【解法の要点】
歩行周期で各時点の状態と,その時に生じる各関節の動きをイメージしながら考えて解く.
【解説】
◯(1) 1回の歩行周期に2回の背屈と底屈を行う.踵接地前に背屈している足関節は,踵接地直後に背屈から足底接地するため底屈する.その後,立脚中期を経て背屈へと変化する.踵離地となり,足関節の運動は背屈から底屈へと反転して足尖離地後は急速に背屈運動へと変わる.
✕(2) 股関節は1回の歩行周期に伸展と屈曲がそれぞれ1回起こる.
✕(3) 膝関節は1回の歩行周期に2回の屈曲と伸展を行う.支持脚は踵接地後すぐに軽度屈曲する.立脚相の後半になると,膝関節は急速に伸展し,対側脚が接地すると遊脚相に向けて再び屈曲する.遊脚相の後半になると,膝関節は急速に伸展を始める.
✕(4) 一側下肢の立脚相と遊脚相の割合は6:4である.
✕(5) 高齢者では,若年者に比べて立脚相が長くなり,歩行比(遊脚相/立脚相比)は低下する.
正解 : (1)
【解法の要点】
歩行率とは単位時間内の歩数である.
【解説】
✕(1),(2),(4),(5) (3)を参照.
◯(3) 80歩/分×45cm/歩=3600cm/分
正解 : (3)
【解法の要点】
健常成人の歩行に関する基礎知識をもとに,実際に快適歩行から速度を速めた状況をイメージして解答する.
【解説】
✕(1) 歩行速度を上げたとき,歩幅は増加し,歩隔は減少する傾向にある.
✕(2) 歩行速度を上げると,重心の上下動は増加し,左右移動は減少する傾向にある.
◯(3) 歩行速度が速くなると,歩行率は増加し,立脚時間と両脚支持時間の短縮が著しいため,結果的に立脚相の時間が減少する.
✕(4) 歩行速度を上げたとき,歩幅の増加に伴い,股関節の屈曲角度は増加する.
✕(5) 歩行速度が速くなると骨盤および体幹の水平面内回旋運動の振幅が増加し,歩行速度の増大に伴って骨盤回旋運動が増加する分,それと同等に逆方向の体幹回旋運動が必要となる.
正解 : (3)
【解法の要点】
重心位置の振幅が少ない歩行が効率の良い歩行である.重心移動幅の減少の5つの要素には,①骨盤回旋,②骨盤傾斜,③膝関節屈伸,④足関節の底背屈,⑤骨盤の側方移動がある.
【解説】
✕(1) 正常歩行時の骨盤傾斜は,遊脚側が下方に5°傾斜し,重心の上下移動を減らす.

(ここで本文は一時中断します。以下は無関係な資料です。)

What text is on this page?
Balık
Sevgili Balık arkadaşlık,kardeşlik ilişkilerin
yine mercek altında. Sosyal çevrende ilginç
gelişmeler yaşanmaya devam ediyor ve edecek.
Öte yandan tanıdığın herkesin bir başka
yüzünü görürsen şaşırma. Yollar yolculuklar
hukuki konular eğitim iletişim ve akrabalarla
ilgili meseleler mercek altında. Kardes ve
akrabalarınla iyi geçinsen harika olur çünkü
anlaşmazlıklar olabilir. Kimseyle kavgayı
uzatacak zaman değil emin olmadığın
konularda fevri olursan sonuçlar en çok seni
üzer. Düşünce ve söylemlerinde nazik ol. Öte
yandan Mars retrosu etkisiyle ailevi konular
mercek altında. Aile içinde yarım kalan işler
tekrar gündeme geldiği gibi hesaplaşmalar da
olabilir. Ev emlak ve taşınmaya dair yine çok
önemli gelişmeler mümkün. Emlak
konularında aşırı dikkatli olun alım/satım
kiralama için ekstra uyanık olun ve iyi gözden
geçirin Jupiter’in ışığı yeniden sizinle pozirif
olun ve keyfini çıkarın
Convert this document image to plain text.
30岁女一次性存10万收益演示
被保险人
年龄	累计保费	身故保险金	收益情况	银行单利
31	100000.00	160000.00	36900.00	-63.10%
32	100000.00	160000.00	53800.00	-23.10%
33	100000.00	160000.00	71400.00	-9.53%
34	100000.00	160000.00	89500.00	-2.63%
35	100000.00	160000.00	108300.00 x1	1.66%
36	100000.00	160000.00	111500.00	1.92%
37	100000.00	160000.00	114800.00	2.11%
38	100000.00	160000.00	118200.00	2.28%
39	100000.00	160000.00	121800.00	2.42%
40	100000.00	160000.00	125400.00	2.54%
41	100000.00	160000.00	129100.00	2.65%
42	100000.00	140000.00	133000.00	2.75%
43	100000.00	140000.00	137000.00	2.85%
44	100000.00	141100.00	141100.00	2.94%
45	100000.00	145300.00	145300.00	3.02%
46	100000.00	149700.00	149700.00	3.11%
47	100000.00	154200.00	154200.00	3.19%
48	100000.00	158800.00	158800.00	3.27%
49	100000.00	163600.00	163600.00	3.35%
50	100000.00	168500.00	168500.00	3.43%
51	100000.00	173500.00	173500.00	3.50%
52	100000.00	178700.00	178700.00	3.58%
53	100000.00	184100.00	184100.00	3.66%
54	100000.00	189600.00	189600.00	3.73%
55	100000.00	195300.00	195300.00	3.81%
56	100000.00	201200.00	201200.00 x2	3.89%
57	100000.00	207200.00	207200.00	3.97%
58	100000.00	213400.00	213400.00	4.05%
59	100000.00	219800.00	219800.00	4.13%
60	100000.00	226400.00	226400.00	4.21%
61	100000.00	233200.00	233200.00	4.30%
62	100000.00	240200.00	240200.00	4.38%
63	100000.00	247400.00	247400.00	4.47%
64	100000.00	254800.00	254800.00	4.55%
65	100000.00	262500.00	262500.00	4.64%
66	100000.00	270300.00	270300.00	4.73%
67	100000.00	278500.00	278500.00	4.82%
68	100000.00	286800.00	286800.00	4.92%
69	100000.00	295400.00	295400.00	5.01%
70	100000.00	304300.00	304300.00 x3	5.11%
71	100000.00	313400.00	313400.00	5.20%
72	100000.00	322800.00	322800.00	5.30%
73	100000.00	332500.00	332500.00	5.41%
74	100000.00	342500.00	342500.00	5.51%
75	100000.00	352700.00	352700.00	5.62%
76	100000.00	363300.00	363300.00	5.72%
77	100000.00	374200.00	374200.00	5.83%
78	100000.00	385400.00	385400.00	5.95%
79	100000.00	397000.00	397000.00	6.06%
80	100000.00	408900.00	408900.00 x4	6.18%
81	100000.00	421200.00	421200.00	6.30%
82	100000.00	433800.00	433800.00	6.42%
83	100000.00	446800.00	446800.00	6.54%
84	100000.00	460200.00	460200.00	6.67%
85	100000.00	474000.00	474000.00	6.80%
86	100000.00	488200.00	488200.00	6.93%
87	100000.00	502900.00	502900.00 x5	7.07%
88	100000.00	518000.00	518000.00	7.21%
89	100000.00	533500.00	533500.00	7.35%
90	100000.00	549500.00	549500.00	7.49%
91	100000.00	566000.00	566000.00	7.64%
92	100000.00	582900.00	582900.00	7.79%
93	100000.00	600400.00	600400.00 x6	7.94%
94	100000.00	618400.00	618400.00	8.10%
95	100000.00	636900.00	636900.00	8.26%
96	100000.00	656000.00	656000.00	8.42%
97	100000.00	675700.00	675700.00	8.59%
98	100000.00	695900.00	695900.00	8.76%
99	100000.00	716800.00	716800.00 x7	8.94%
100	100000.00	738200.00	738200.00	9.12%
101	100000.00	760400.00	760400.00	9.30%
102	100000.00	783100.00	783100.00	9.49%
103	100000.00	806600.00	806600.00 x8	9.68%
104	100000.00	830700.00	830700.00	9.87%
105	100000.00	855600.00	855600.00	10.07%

✕(2) 二重膝作用(double knee action)は,膝関節が1歩行周期に2回屈伸して,踵接地時の衝撃を軽減し,重心の上下移動も減らす効果がある.膝関節は立脚中期と遊脚期に屈曲する.
◯(3) 膝関節は,完全伸展位からの屈曲初期に脛骨が大腿骨に対して内旋し,屈曲位から伸展していくときには外旋する.膝関節最終伸展時に脛骨が大腿骨に対し軽度の外旋運動を起こす現象をlocking mechanismともいい,筋力に頼ることなく立位を保持できる機構である.これにより膝関節の安定性が増加するが,歩行時の重心位置の振幅には関与が小さい.

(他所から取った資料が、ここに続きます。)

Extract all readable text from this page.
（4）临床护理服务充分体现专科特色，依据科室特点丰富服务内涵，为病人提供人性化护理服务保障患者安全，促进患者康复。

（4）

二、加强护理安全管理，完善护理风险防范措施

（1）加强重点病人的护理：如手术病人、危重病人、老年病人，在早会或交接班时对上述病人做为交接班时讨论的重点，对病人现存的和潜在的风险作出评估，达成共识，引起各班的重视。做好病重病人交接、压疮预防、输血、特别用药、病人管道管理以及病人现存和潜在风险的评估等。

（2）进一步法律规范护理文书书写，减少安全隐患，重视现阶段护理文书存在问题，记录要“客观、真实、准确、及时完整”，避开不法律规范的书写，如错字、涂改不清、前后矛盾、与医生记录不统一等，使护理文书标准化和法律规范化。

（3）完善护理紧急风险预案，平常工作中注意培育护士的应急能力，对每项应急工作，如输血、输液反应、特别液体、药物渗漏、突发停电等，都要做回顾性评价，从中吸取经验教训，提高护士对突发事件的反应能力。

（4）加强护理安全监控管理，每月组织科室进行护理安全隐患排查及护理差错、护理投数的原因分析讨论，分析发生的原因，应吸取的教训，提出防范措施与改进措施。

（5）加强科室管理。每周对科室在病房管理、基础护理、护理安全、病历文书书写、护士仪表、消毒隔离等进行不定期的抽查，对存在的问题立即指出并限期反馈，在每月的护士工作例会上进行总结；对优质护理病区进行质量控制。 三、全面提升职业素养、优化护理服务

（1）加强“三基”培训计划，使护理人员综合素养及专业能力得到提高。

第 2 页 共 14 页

✕(4) 骨盤回旋によって,重心点の垂直方向の振幅の下降部分が少なくなる.
✕(5) 歩行周期では骨盤の側方移動が起こり,片側に約3cm移動し,左右の振幅を減らす.
正解 : (3)
【解法の要点】
歩行時の筋活動について問う問題である.歩行をイメージして,各関節の動きより筋の活動を考える.覚える問題ではなく考える問題である.
【解説】
✕(1) 下腿三頭筋は立脚相で筋活動しており,遊脚相では筋活動がない.
✕(2) 大腿四頭筋は立脚相初期に最も活動する.接地時の衝撃吸収に大腿四頭筋の遠心性収縮が働いている.

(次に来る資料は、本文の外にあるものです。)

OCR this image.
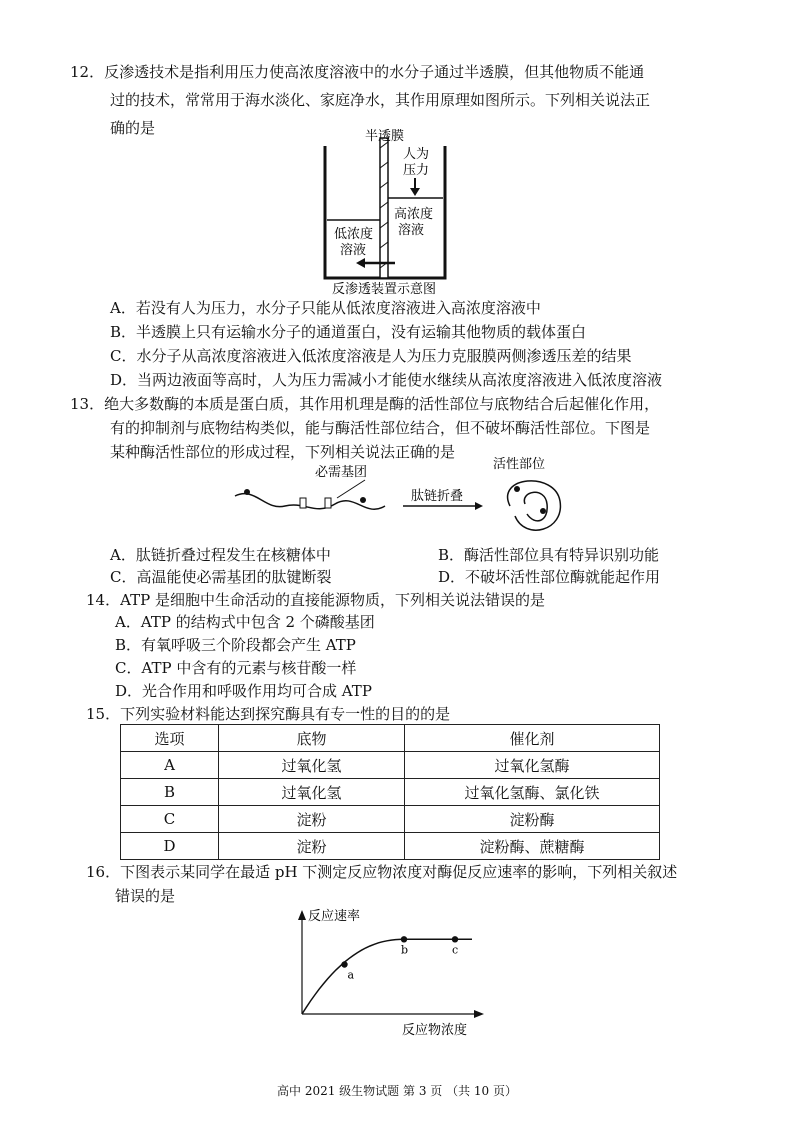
12．反渗透技术是指利用压力使高浓度溶液中的水分子通过半透膜，但其他物质不能通
过的技术，常常用于海水淡化、家庭净水，其作用原理如图所示。下列相关说法正
确的是	半透膜
人为
压力
高浓度
溶液
低浓度
溶液
反渗透装置示意图
A．若没有人为压力，水分子只能从低浓度溶液进入高浓度溶液中
B．半透膜上只有运输水分子的通道蛋白，没有运输其他物质的载体蛋白
C．水分子从高浓度溶液进入低浓度溶液是人为压力克服膜两侧渗透压差的结果
D．当两边液面等高时，人为压力需减小才能使水继续从高浓度溶液进入低浓度溶液
13．绝大多数酶的本质是蛋白质，其作用机理是酶的活性部位与底物结合后起催化作用，
有的抑制剂与底物结构类似，能与酶活性部位结合，但不破坏酶活性部位。下图是
某种酶活性部位的形成过程，下列相关说法正确的是
必需基团
肽链折叠
活性部位
A．肽链折叠过程发生在核糖体中	B．酶活性部位具有特异识别功能
C．高温能使必需基团的肽键断裂	D．不破坏活性部位酶就能起作用
14．ATP 是细胞中生命活动的直接能源物质，下列相关说法错误的是
A．ATP 的结构式中包含 2 个磷酸基团
B．有氧呼吸三个阶段都会产生 ATP
C．ATP 中含有的元素与核苷酸一样
D．光合作用和呼吸作用均可合成 ATP
15．下列实验材料能达到探究酶具有专一性的目的的是
选项	底物	催化剂
A	过氧化氢	过氧化氢酶
B	过氧化氢	过氧化氢酶、氯化铁
C	淀粉	淀粉酶
D	淀粉	淀粉酶、蔗糖酶
16．下图表示某同学在最适 pH 下测定反应物浓度对酶促反应速率的影响，下列相关叙述
错误的是
反应速率
反应物浓度
a
b	c
高中 2021 级生物试题 第 3 页 （共 10 页）
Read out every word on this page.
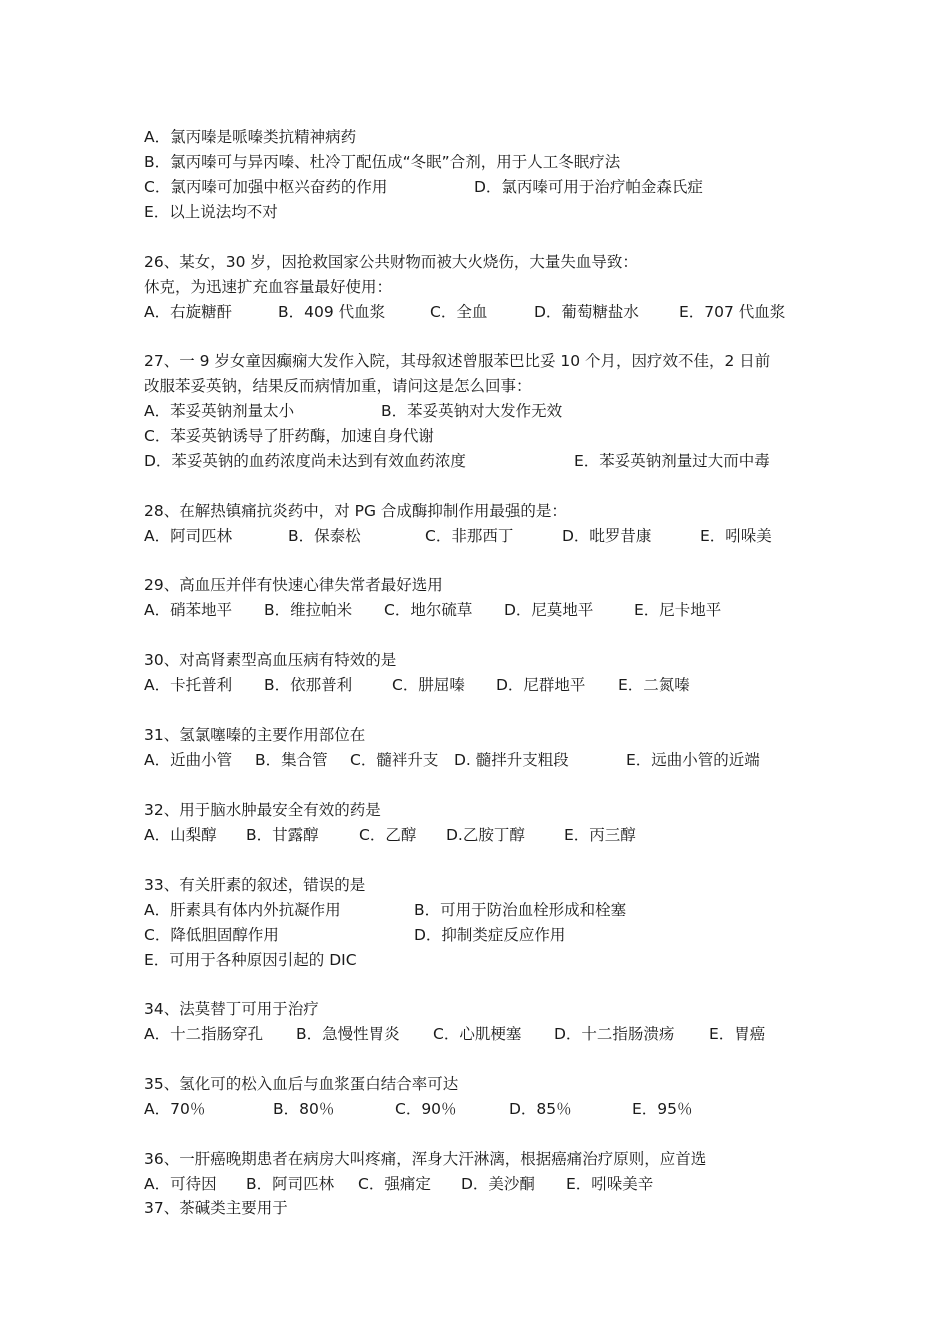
A．氯丙嗪是哌嗪类抗精神病药
B．氯丙嗪可与异丙嗪、杜冷丁配伍成“冬眠”合剂，用于人工冬眠疗法
C．氯丙嗪可加强中枢兴奋药的作用	D．氯丙嗪可用于治疗帕金森氏症
E．以上说法均不对
26、某女，30 岁，因抢救国家公共财物而被大火烧伤，大量失血导致：
休克，为迅速扩充血容量最好使用：
A．右旋糖酐	B．409 代血浆	C．全血	D．葡萄糖盐水	E．707 代血浆
27、一 9 岁女童因癫痫大发作入院，其母叙述曾服苯巴比妥 10 个月，因疗效不佳，2 日前
改服苯妥英钠，结果反而病情加重，请问这是怎么回事：
A．苯妥英钠剂量太小	B．苯妥英钠对大发作无效
C．苯妥英钠诱导了肝药酶，加速自身代谢
D．苯妥英钠的血药浓度尚未达到有效血药浓度	E．苯妥英钠剂量过大而中毒
28、在解热镇痛抗炎药中，对 PG 合成酶抑制作用最强的是：
A．阿司匹林	B．保泰松	C．非那西丁	D．吡罗昔康	E．吲哚美
29、高血压并伴有快速心律失常者最好选用
A．硝苯地平 B．维拉帕米 C．地尔硫草 D．尼莫地平	E．尼卡地平
30、对高肾素型高血压病有特效的是
A．卡托普利 B．依那普利	C．肼屈嗪 D．尼群地平 E．二氮嗪
31、氢氯噻嗪的主要作用部位在
A．近曲小管 B．集合管 C．髓袢升支 D. 髓拌升支粗段	E．远曲小管的近端
32、用于脑水肿最安全有效的药是
A．山梨醇 B．甘露醇	C．乙醇 D.乙胺丁醇	E．丙三醇
33、有关肝素的叙述，错误的是
A．肝素具有体内外抗凝作用	B．可用于防治血栓形成和栓塞
C．降低胆固醇作用	D．抑制类症反应作用
E．可用于各种原因引起的 DIC
34、法莫替丁可用于治疗
A．十二指肠穿孔 B．急慢性胃炎 C．心肌梗塞 D．十二指肠溃疡 E．胃癌
35、氢化可的松入血后与血浆蛋白结合率可达
A．70％	B．80％	C．90％	D．85％	E．95％
36、一肝癌晚期患者在病房大叫疼痛，浑身大汗淋漓，根据癌痛治疗原则，应首选
A．可待因 B．阿司匹林 C．强痛定 D．美沙酮 E．吲哚美辛
37、茶碱类主要用于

✕(3) ハムストリングスは遊脚相後期から立脚相初期に働く.
✕(4) 中殿筋は,立脚相での左右方向の安定のため活動している.中殿筋が障害されると,立脚相で骨盤の外側支持が不十分となり,Trendelenburg徴候が現れる.
◯(5) 脊柱起立筋は歩行時には抗重力姿勢を維持するため,全歩行周期で筋活動がみられる.